それらは単に現実と近い部分から動き始め、
バランスの変化によって起こる運の連鎖である。
斜面を流れる運命の音は、内なる鼓動の音であり、期待と予感の摩擦音である。

砂時計のくびれは可能性と現実の境である。
動き出した運命が経験へと落ちていく通過点。
それぞれの運命は現実という紛れもないものの中で、物理法則に従って等加速度で落ちていく。
落下していく運命の音は、経験の最中にある音であり、抵抗と衝突の破裂音である。

砂時計の下半分は経験の蓄積である。
落ちてきた粒子が山のように蓄積した結果の形。
重なり方もまた偶然であり、その表層は次に落ちてくる運命で如何様にも変わる。
蓄積していく運命の音は、密度を増していく音であり、圧縮と凝固の重低音である。

そして砂が落ちきった時、
初めて運命は不動の形へと収束する。
結実は無音である。

人生とは単に偶然の積み重なりのように見える。
砂時計が静止している場合においては。

砂時計の中身には触れることができない。
我々にできるのは砂時計そのものを動かすこと。
未来の選択とは、砂時計に外から力を加えることに他ならない。

外力によるわずかな振動が運命の流れる順序を変え、落ちていく粒子のぶつかり方を変える。
いわんや積み重なった山の形も。
外力の源が自ら湧き出るものであればそれは意志であり、他者によるものであれば依存である。どちらが制御しやすいかは言わずもがなである。

過度な外力には留意が必要である。
砂時計の中は嵐のように乱れ、塊となって流れ落ちる運命は、苦痛を伴う現実となって激しくぶつかり合う。
積み重なる山の形も常に安定しない。

ましてや途中でひっくり返そうものなら、その先では未熟な山の上に重たい運命が降り注ぐことになる。
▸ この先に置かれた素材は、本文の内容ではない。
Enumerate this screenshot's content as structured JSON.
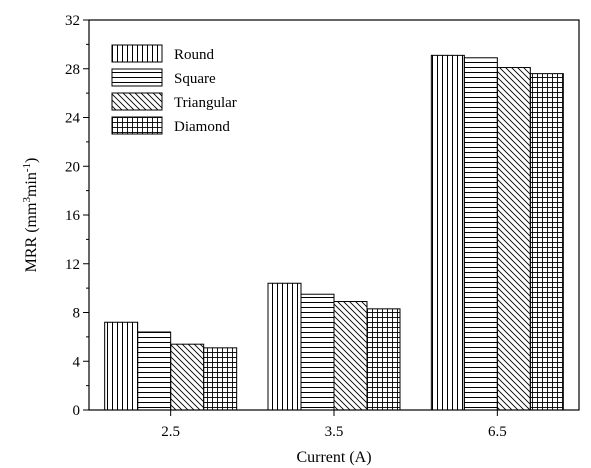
{
  "chart_data": {
    "type": "bar",
    "xlabel": "Current (A)",
    "ylabel_main": "MRR (mm",
    "ylabel_sup1": "3",
    "ylabel_mid": "min",
    "ylabel_sup2": "-1",
    "ylabel_end": ")",
    "categories": [
      "2.5",
      "3.5",
      "6.5"
    ],
    "series": [
      {
        "name": "Round",
        "pattern": "vertical",
        "values": [
          7.2,
          10.4,
          29.1
        ]
      },
      {
        "name": "Square",
        "pattern": "horizontal",
        "values": [
          6.4,
          9.5,
          28.9
        ]
      },
      {
        "name": "Triangular",
        "pattern": "diagonal",
        "values": [
          5.4,
          8.9,
          28.1
        ]
      },
      {
        "name": "Diamond",
        "pattern": "grid",
        "values": [
          5.1,
          8.3,
          27.6
        ]
      }
    ],
    "ylim": [
      0,
      32
    ],
    "yticks": [
      "0",
      "4",
      "8",
      "12",
      "16",
      "20",
      "24",
      "28",
      "32"
    ],
    "grid": false,
    "legend_position": "top-left"
  }
}
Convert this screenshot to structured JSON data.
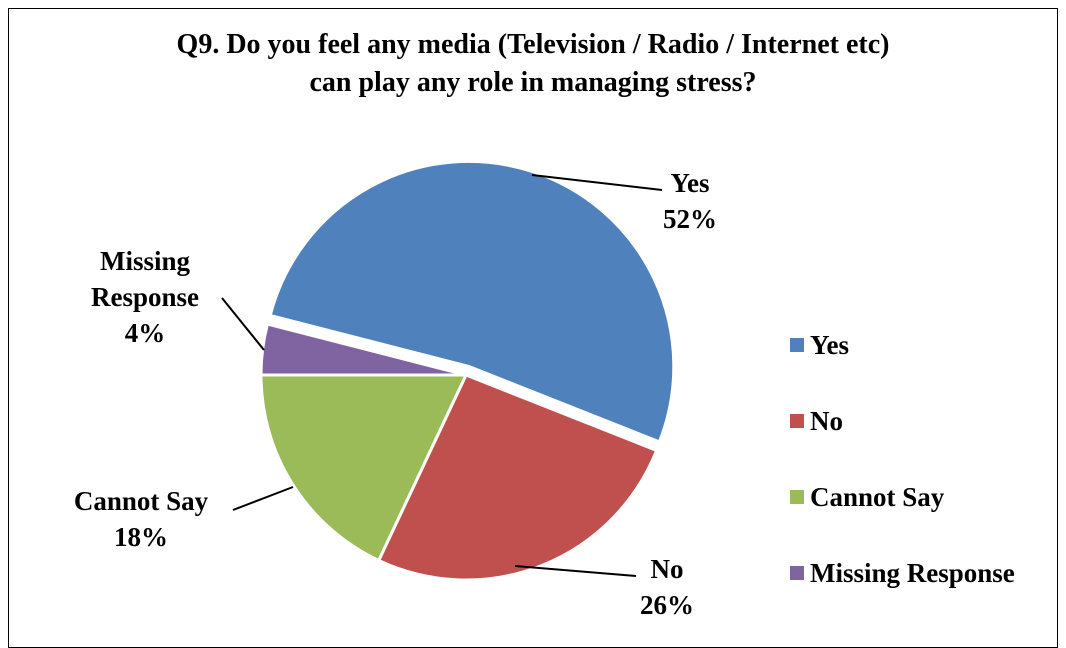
{
  "chart_data": {
    "type": "pie",
    "title_lines": [
      "Q9. Do you feel any media (Television / Radio / Internet etc)",
      "can play any role in managing stress?"
    ],
    "slices": [
      {
        "label": "Yes",
        "value": 52,
        "value_label": "52%",
        "color": "#4F81BD"
      },
      {
        "label": "No",
        "value": 26,
        "value_label": "26%",
        "color": "#C0504D"
      },
      {
        "label": "Cannot Say",
        "value": 18,
        "value_label": "18%",
        "color": "#9BBB59"
      },
      {
        "label": "Missing Response",
        "value": 4,
        "value_label": "4%",
        "color": "#8064A2"
      }
    ],
    "data_label_lines": {
      "Yes": [
        "Yes",
        "52%"
      ],
      "No": [
        "No",
        "26%"
      ],
      "Cannot Say": [
        "Cannot Say",
        "18%"
      ],
      "Missing Response": [
        "Missing",
        "Response",
        "4%"
      ]
    },
    "legend_position": "right",
    "exploded_slice": "Yes"
  }
}
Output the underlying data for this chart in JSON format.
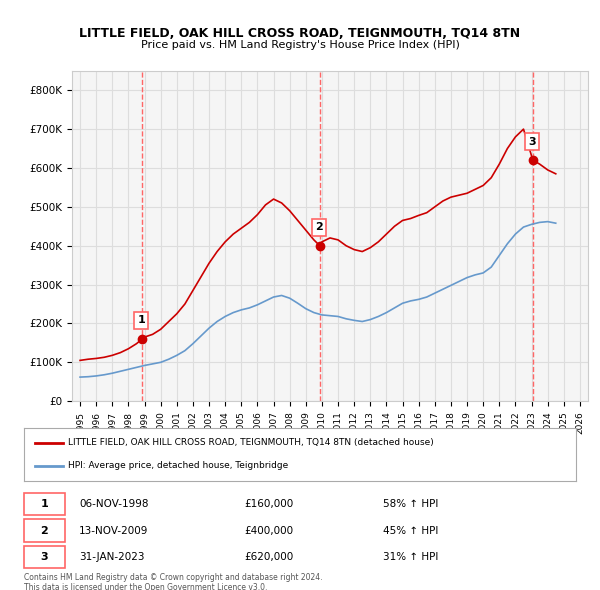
{
  "title": "LITTLE FIELD, OAK HILL CROSS ROAD, TEIGNMOUTH, TQ14 8TN",
  "subtitle": "Price paid vs. HM Land Registry's House Price Index (HPI)",
  "legend_line1": "LITTLE FIELD, OAK HILL CROSS ROAD, TEIGNMOUTH, TQ14 8TN (detached house)",
  "legend_line2": "HPI: Average price, detached house, Teignbridge",
  "footer1": "Contains HM Land Registry data © Crown copyright and database right 2024.",
  "footer2": "This data is licensed under the Open Government Licence v3.0.",
  "transactions": [
    {
      "num": 1,
      "date": "06-NOV-1998",
      "price": 160000,
      "hpi_pct": "58% ↑ HPI",
      "x": 1998.85
    },
    {
      "num": 2,
      "date": "13-NOV-2009",
      "price": 400000,
      "hpi_pct": "45% ↑ HPI",
      "x": 2009.87
    },
    {
      "num": 3,
      "date": "31-JAN-2023",
      "price": 620000,
      "hpi_pct": "31% ↑ HPI",
      "x": 2023.08
    }
  ],
  "vline_color": "#ff6666",
  "vline_style": "--",
  "red_line_color": "#cc0000",
  "blue_line_color": "#6699cc",
  "marker_color_red": "#cc0000",
  "marker_color_box": "#cc0000",
  "ylim": [
    0,
    850000
  ],
  "xlim_start": 1994.5,
  "xlim_end": 2026.5,
  "background_color": "#f5f5f5",
  "grid_color": "#dddddd",
  "red_series_x": [
    1995,
    1995.5,
    1996,
    1996.5,
    1997,
    1997.5,
    1998,
    1998.5,
    1998.85,
    1999,
    1999.5,
    2000,
    2000.5,
    2001,
    2001.5,
    2002,
    2002.5,
    2003,
    2003.5,
    2004,
    2004.5,
    2005,
    2005.5,
    2006,
    2006.5,
    2007,
    2007.5,
    2008,
    2008.5,
    2009,
    2009.5,
    2009.87,
    2010,
    2010.5,
    2011,
    2011.5,
    2012,
    2012.5,
    2013,
    2013.5,
    2014,
    2014.5,
    2015,
    2015.5,
    2016,
    2016.5,
    2017,
    2017.5,
    2018,
    2018.5,
    2019,
    2019.5,
    2020,
    2020.5,
    2021,
    2021.5,
    2022,
    2022.5,
    2023.08,
    2023.5,
    2024,
    2024.5
  ],
  "red_series_y": [
    105000,
    108000,
    110000,
    113000,
    118000,
    125000,
    135000,
    148000,
    160000,
    165000,
    172000,
    185000,
    205000,
    225000,
    250000,
    285000,
    320000,
    355000,
    385000,
    410000,
    430000,
    445000,
    460000,
    480000,
    505000,
    520000,
    510000,
    490000,
    465000,
    440000,
    415000,
    400000,
    410000,
    420000,
    415000,
    400000,
    390000,
    385000,
    395000,
    410000,
    430000,
    450000,
    465000,
    470000,
    478000,
    485000,
    500000,
    515000,
    525000,
    530000,
    535000,
    545000,
    555000,
    575000,
    610000,
    650000,
    680000,
    700000,
    620000,
    610000,
    595000,
    585000
  ],
  "blue_series_x": [
    1995,
    1995.5,
    1996,
    1996.5,
    1997,
    1997.5,
    1998,
    1998.5,
    1999,
    1999.5,
    2000,
    2000.5,
    2001,
    2001.5,
    2002,
    2002.5,
    2003,
    2003.5,
    2004,
    2004.5,
    2005,
    2005.5,
    2006,
    2006.5,
    2007,
    2007.5,
    2008,
    2008.5,
    2009,
    2009.5,
    2010,
    2010.5,
    2011,
    2011.5,
    2012,
    2012.5,
    2013,
    2013.5,
    2014,
    2014.5,
    2015,
    2015.5,
    2016,
    2016.5,
    2017,
    2017.5,
    2018,
    2018.5,
    2019,
    2019.5,
    2020,
    2020.5,
    2021,
    2021.5,
    2022,
    2022.5,
    2023,
    2023.5,
    2024,
    2024.5
  ],
  "blue_series_y": [
    62000,
    63000,
    65000,
    68000,
    72000,
    77000,
    82000,
    87000,
    92000,
    96000,
    100000,
    108000,
    118000,
    130000,
    148000,
    168000,
    188000,
    205000,
    218000,
    228000,
    235000,
    240000,
    248000,
    258000,
    268000,
    272000,
    265000,
    252000,
    238000,
    228000,
    222000,
    220000,
    218000,
    212000,
    208000,
    205000,
    210000,
    218000,
    228000,
    240000,
    252000,
    258000,
    262000,
    268000,
    278000,
    288000,
    298000,
    308000,
    318000,
    325000,
    330000,
    345000,
    375000,
    405000,
    430000,
    448000,
    455000,
    460000,
    462000,
    458000
  ]
}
ただ静かに、指先でつつくようにして少しずつ運命の流れを変えていく。
寧ろそんな小さな意志が未来をぐっと理想に近づける。

運命の落ちる音の変化に耳を傾けて、落ちていく過程を静かに見守るのがよい。
結局のところ、最期に積み重なった形を自分自身で美しいと思えれば、その人生は成功したと言える。

人生を終えた後、自然と砂時計はひっくり返る。そうして流転する新たな人生には、前世で積み重ねた運命がまた偶然のもとに入り乱れ、期待と予感の音を立てて降り注いでいくことだろう。